Protests have been banned on the podium during the Games but the IOC has since performed a partial U-turn to allow athletes to take the knee on the field of play.
Britain’s women footballers did so along with their opposition China before their opening match on Wednesday.
And Asher-Smith said: “I see protesting and expressing yourself as a fundamental human right. If you were to penalise someone for standing up against racial inequality how on earth would that go, how on earth are you going to enforce that? Would you revoke someone’s medal for saying racism is wrong?
“If you were to penalise someone or revoke a medal how would that go optically? I think they had no choice but to lift it otherwise they would have been faced with loads of athlete protests at the Games and it would have been very embarrassing for them.
“When it comes to people’s voices, there’s very little you can control. When people feel strongly about something, particularly when it’s something so close to your heart – particularly for me that topic would be racism, as a black woman you think about racism – I just think you can’t police people’s voice on that.”
Asher-Smith also paid tribute to England’s footballers during the Euros for continuing to take the knee throughout the tournament and public criticised the racism that Bukayo Sako, Marcus Rashford and Jadon Sancho took following the penalty shoot-out loss to Italy.
“I think what Marcus and all the other players have been doing is fantastic,” she said. “It made me so proud to watch them and see how they conducted themselves. They are a credit to our nation and showing a really good moral leadership for our nation. As a black Brit, I was really proud through the Euros.”
Asher-Smith has increasingly become a role thanks to her success on the track, topped by her world title win in the 200metres at the last World Championships in Doha in 2019.
And she is spurred on to Olympic sprint success by inspiring a new generation of women to get into sport.
“The next fortnight has a great potential to inspire an entire generation of young women as we do when we see every Olympics,” she said. “But it’s becoming increasingly important more and more nowadays.”

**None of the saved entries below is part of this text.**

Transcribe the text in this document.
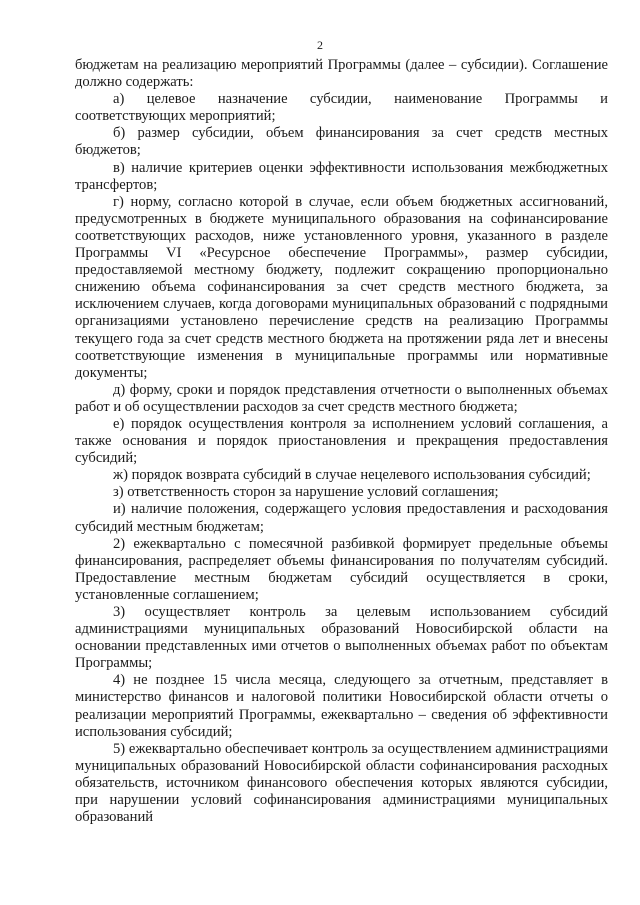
2

бюджетам на реализацию мероприятий Программы (далее – субсидии). Соглашение должно содержать:

а) целевое назначение субсидии, наименование Программы и соответствующих мероприятий;

б) размер субсидии, объем финансирования за счет средств местных бюджетов;

в) наличие критериев оценки эффективности использования межбюджетных трансфертов;

г) норму, согласно которой в случае, если объем бюджетных ассигнований, предусмотренных в бюджете муниципального образования на софинансирование соответствующих расходов, ниже установленного уровня, указанного в разделе Программы VI «Ресурсное обеспечение Программы», размер субсидии, предоставляемой местному бюджету, подлежит сокращению пропорционально снижению объема софинансирования за счет средств местного бюджета, за исключением случаев, когда договорами муниципальных образований с подрядными организациями установлено перечисление средств на реализацию Программы текущего года за счет средств местного бюджета на протяжении ряда лет и внесены соответствующие изменения в муниципальные программы или нормативные документы;

д) форму, сроки и порядок представления отчетности о выполненных объемах работ и об осуществлении расходов за счет средств местного бюджета;

е) порядок осуществления контроля за исполнением условий соглашения, а также основания и порядок приостановления и прекращения предоставления субсидий;

ж) порядок возврата субсидий в случае нецелевого использования субсидий;

з) ответственность сторон за нарушение условий соглашения;

и) наличие положения, содержащего условия предоставления и расходования субсидий местным бюджетам;

2) ежеквартально с помесячной разбивкой формирует предельные объемы финансирования, распределяет объемы финансирования по получателям субсидий. Предоставление местным бюджетам субсидий осуществляется в сроки, установленные соглашением;

3) осуществляет контроль за целевым использованием субсидий администрациями муниципальных образований Новосибирской области на основании представленных ими отчетов о выполненных объемах работ по объектам Программы;

4) не позднее 15 числа месяца, следующего за отчетным, представляет в министерство финансов и налоговой политики Новосибирской области отчеты о реализации мероприятий Программы, ежеквартально – сведения об эффективности использования субсидий;

5) ежеквартально обеспечивает контроль за осуществлением администрациями муниципальных образований Новосибирской области софинансирования расходных обязательств, источником финансового обеспечения которых являются субсидии, при нарушении условий софинансирования администрациями муниципальных образований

Asher-Smith allayed fears over her fitness, saying she was clear of the slight hamstring issue that forced her out of her most recent race in Gateshead. And she has set her sights on a series of British records throughout the Games, which will most likely be needed to take home gold in the 100 and 200metres.

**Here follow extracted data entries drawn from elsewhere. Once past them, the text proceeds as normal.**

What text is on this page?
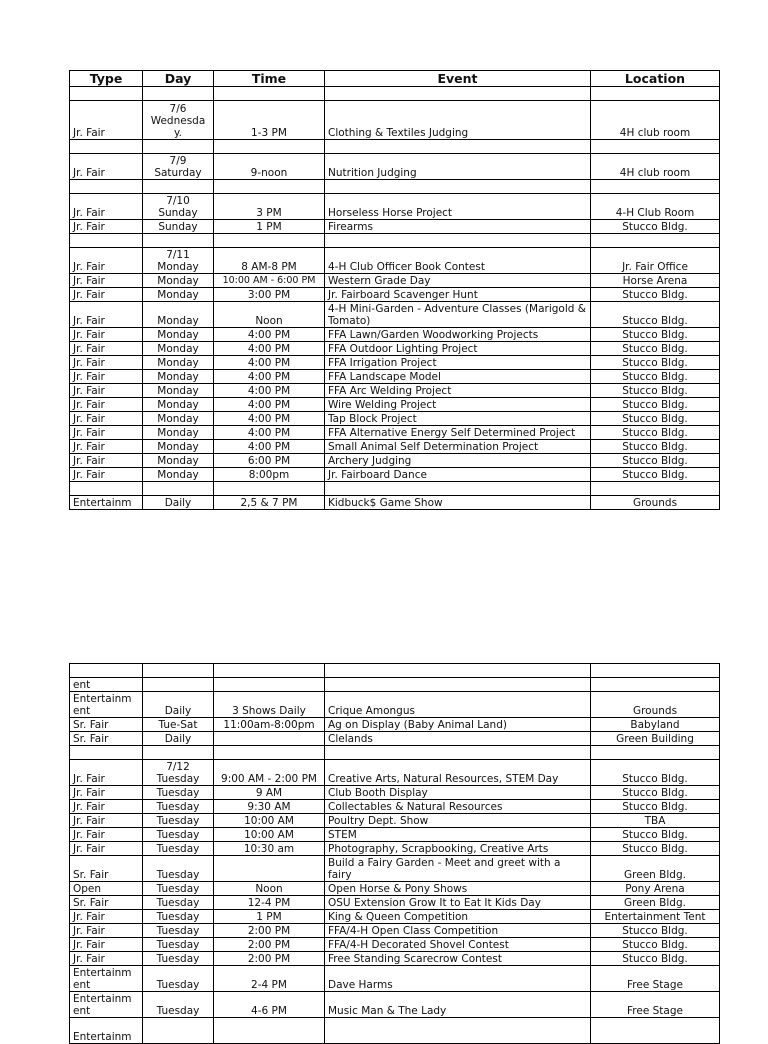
Type	Day	Time	Event	Location

Jr. Fair	7/6 Wednesda y.	1-3 PM	Clothing & Textiles Judging	4H club room

Jr. Fair	7/9 Saturday	9-noon	Nutrition Judging	4H club room

Jr. Fair	7/10 Sunday	3 PM	Horseless Horse Project	4-H Club Room
Jr. Fair	Sunday	1 PM	Firearms	Stucco Bldg.

Jr. Fair	7/11 Monday	8 AM-8 PM	4-H Club Officer Book Contest	Jr. Fair Office
Jr. Fair	Monday	10:00 AM - 6:00 PM	Western Grade Day	Horse Arena
Jr. Fair	Monday	3:00 PM	Jr. Fairboard Scavenger Hunt	Stucco Bldg.
Jr. Fair	Monday	Noon	4-H Mini-Garden - Adventure Classes (Marigold & Tomato)	Stucco Bldg.
Jr. Fair	Monday	4:00 PM	FFA Lawn/Garden Woodworking Projects	Stucco Bldg.
Jr. Fair	Monday	4:00 PM	FFA Outdoor Lighting Project	Stucco Bldg.
Jr. Fair	Monday	4:00 PM	FFA Irrigation Project	Stucco Bldg.
Jr. Fair	Monday	4:00 PM	FFA Landscape Model	Stucco Bldg.
Jr. Fair	Monday	4:00 PM	FFA Arc Welding Project	Stucco Bldg.
Jr. Fair	Monday	4:00 PM	Wire Welding Project	Stucco Bldg.
Jr. Fair	Monday	4:00 PM	Tap Block Project	Stucco Bldg.
Jr. Fair	Monday	4:00 PM	FFA Alternative Energy Self Determined Project	Stucco Bldg.
Jr. Fair	Monday	4:00 PM	Small Animal Self Determination Project	Stucco Bldg.
Jr. Fair	Monday	6:00 PM	Archery Judging	Stucco Bldg.
Jr. Fair	Monday	8:00pm	Jr. Fairboard Dance	Stucco Bldg.

Entertainm	Daily	2,5 & 7 PM	Kidbuck$ Game Show	Grounds

ent				
Entertainm ent	Daily	3 Shows Daily	Crique Amongus	Grounds
Sr. Fair	Tue-Sat	11:00am-8:00pm	Ag on Display (Baby Animal Land)	Babyland
Sr. Fair	Daily		Clelands	Green Building

Jr. Fair	7/12 Tuesday	9:00 AM - 2:00 PM	Creative Arts, Natural Resources, STEM Day	Stucco Bldg.
Jr. Fair	Tuesday	9 AM	Club Booth Display	Stucco Bldg.
Jr. Fair	Tuesday	9:30 AM	Collectables & Natural Resources	Stucco Bldg.
Jr. Fair	Tuesday	10:00 AM	Poultry Dept. Show	TBA
Jr. Fair	Tuesday	10:00 AM	STEM	Stucco Bldg.
Jr. Fair	Tuesday	10:30 am	Photography, Scrapbooking, Creative Arts	Stucco Bldg.
Sr. Fair	Tuesday		Build a Fairy Garden - Meet and greet with a fairy	Green Bldg.
Open	Tuesday	Noon	Open Horse & Pony Shows	Pony Arena
Sr. Fair	Tuesday	12-4 PM	OSU Extension Grow It to Eat It Kids Day	Green Bldg.
Jr. Fair	Tuesday	1 PM	King & Queen Competition	Entertainment Tent
Jr. Fair	Tuesday	2:00 PM	FFA/4-H Open Class Competition	Stucco Bldg.
Jr. Fair	Tuesday	2:00 PM	FFA/4-H Decorated Shovel Contest	Stucco Bldg.
Jr. Fair	Tuesday	2:00 PM	Free Standing Scarecrow Contest	Stucco Bldg.
Entertainm ent	Tuesday	2-4 PM	Dave Harms	Free Stage
Entertainm ent	Tuesday	4-6 PM	Music Man & The Lady	Free Stage
Entertainm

She is ranked ninth in the world on times in both sprint event but dismissed the times as irrelevant on the eve of the Games.
“It’s all well and good that you can run fast throughout the year – fantastic, congratulations,” she said. “But it’s obviously the big moments that matter. That’s one of my favourite places to perform.
“A championship is a completely different ball game. The reason why we all love championships is because you honestly don’t know what’s going to happen. Everybody has their predictions written down on paper but we don’t run on paper, we run on the track. People always run fast, that’s the sport but it’s the championships that really matter.”